Desmond Blades (right), Jamaica Conference Board chairman, in discussion with Jamaica Chamber of Commerce president, Michael Ammar Jr., while Barry Bonitto, president of the Manchester Chamber of Commerce looks on. There were attending the JCC annual general meeting at its office in Kingston yesterday. - Rudolph Brown/Staff Photographer IT HAS been some three to four years in the planning, but yesterday Michael Ammar Jr. told the Jamaica Chamber of Commerce membership that the new umbrella organisation for the private sector should emerge next year.
The private sector wants to have a more powerful voice in the affairs of the country, especially on issues impacting business welfare, and sees "a confederation" as the way to accomplish it. Ammar who was returned as JCC president for a second term at the agency's annual general meeting, said concluding the confederation discussions was one of five main objectives he had for his new term.

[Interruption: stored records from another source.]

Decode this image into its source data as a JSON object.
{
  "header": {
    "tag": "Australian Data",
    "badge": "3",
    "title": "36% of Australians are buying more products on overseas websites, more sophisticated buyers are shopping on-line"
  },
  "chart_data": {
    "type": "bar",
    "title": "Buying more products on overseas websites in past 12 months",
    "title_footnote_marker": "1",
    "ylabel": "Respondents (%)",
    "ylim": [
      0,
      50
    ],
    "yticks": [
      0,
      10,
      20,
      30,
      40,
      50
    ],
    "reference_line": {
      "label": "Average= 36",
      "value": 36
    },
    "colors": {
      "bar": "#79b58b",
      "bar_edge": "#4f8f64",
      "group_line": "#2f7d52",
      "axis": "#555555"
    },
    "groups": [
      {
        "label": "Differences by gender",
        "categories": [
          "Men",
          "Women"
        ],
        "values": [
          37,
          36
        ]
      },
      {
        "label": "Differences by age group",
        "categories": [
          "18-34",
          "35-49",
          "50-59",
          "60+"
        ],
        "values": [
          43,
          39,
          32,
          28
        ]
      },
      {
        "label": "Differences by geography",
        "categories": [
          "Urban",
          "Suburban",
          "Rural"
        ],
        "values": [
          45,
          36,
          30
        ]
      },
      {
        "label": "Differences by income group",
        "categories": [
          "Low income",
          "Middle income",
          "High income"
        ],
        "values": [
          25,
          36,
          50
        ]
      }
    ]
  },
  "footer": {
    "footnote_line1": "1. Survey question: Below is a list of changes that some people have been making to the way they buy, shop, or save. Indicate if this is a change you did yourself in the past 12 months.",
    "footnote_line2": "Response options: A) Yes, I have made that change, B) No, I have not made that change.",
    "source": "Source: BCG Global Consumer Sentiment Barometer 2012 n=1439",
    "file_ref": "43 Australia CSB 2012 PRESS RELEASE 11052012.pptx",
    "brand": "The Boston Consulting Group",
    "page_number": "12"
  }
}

The process had been slowed due to a change of consultants, he said. Now, he says, only "the nuts and bolts issues" are left to deal with. The name proposed and in use for the umbrella association is the 'Private Sector Organisations of Jamaica', and according to Beverley Lopez, president of the Private Sector Organisation of Jamaica. The umbrella PSOJ will be a chamber, as well as accommodating the exporters, bankers and securities dealers associations already inhouse. A memorandum of understanding has already been signed with only the chamber left to join the others at Hope Road. For now the arrangement is limited to the MOU signatories entities named, but others expressing interest will be invited to join once the umbrella agency becomes operational.

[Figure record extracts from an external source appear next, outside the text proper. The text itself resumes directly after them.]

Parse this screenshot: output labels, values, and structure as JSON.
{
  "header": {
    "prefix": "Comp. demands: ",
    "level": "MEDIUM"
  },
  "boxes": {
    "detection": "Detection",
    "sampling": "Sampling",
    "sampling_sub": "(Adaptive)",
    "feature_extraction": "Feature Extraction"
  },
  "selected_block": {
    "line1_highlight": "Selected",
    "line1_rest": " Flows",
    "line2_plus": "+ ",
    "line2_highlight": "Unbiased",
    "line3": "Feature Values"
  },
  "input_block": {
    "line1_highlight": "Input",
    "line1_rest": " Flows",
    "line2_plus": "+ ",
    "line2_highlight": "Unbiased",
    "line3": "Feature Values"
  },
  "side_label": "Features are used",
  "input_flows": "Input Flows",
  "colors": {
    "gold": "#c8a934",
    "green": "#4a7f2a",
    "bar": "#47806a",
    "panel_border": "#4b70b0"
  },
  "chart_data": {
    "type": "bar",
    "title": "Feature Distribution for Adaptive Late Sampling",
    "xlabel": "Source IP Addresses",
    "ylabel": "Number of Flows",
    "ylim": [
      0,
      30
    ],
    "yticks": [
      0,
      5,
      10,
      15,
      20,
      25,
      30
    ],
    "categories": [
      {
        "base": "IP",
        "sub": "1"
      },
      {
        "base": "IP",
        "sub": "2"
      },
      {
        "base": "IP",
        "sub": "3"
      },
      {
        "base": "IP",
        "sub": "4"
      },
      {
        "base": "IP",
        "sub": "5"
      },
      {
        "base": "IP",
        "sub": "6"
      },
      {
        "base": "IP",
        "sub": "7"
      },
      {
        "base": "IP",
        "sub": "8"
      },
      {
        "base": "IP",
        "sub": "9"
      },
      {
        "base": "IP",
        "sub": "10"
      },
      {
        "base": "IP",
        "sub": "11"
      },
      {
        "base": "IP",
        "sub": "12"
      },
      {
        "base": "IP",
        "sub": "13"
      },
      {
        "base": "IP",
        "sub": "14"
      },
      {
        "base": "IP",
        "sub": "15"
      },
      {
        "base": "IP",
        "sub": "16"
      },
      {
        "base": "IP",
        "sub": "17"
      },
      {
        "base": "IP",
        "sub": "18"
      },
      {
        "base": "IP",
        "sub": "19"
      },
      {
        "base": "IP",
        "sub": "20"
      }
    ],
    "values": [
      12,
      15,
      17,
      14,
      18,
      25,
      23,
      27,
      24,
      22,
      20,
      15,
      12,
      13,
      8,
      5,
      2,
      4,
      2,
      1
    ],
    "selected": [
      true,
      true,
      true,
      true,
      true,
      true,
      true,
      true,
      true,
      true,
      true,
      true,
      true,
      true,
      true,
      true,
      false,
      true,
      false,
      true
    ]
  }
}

Lopez's PSOJ is now looking at expanding its building at Hope Road to accommodate the JCC's integration.
"Serious effort" at building a confederation was led, said Ammar, by past PSOJ president Peter Moses. The PSOJ, over the years, has emerged as the dominant business voice, largely by virtue of the major players it represents.
As Ammar puts it, the new arrangement will "do away" with the PSOJ as people now know it, as it too will fall under the new umbrella. Lopez said the finer details, relating to the fee structure and the cut-off point for the transitioning of the associations to the new body, are being finalised.
ASSISTANCE
The private sector has got assistance from Caribbean Regional Programme for Economic Competitiveness (CPEC) which has provided consultants, but she refused to comment on the cost to finance the project. "We just have to find funds from whatever means we can," she said.
"This difficult set of negotiations will result in a more powerful private sector lobby, and a secretariat capable of better servicing the needs of members and providing quality research," Ammar advised his JCC members.
Ammar also made reference Tuesday to a 'Partnership for Progress' initiative, which he said was meant to address governance issues. Holding details of those plans extremely close to his chest, Ammar told his members that he could say little on the matter now, but the initiative was meant to address "governance" issues, and address relations between the public and private sectors.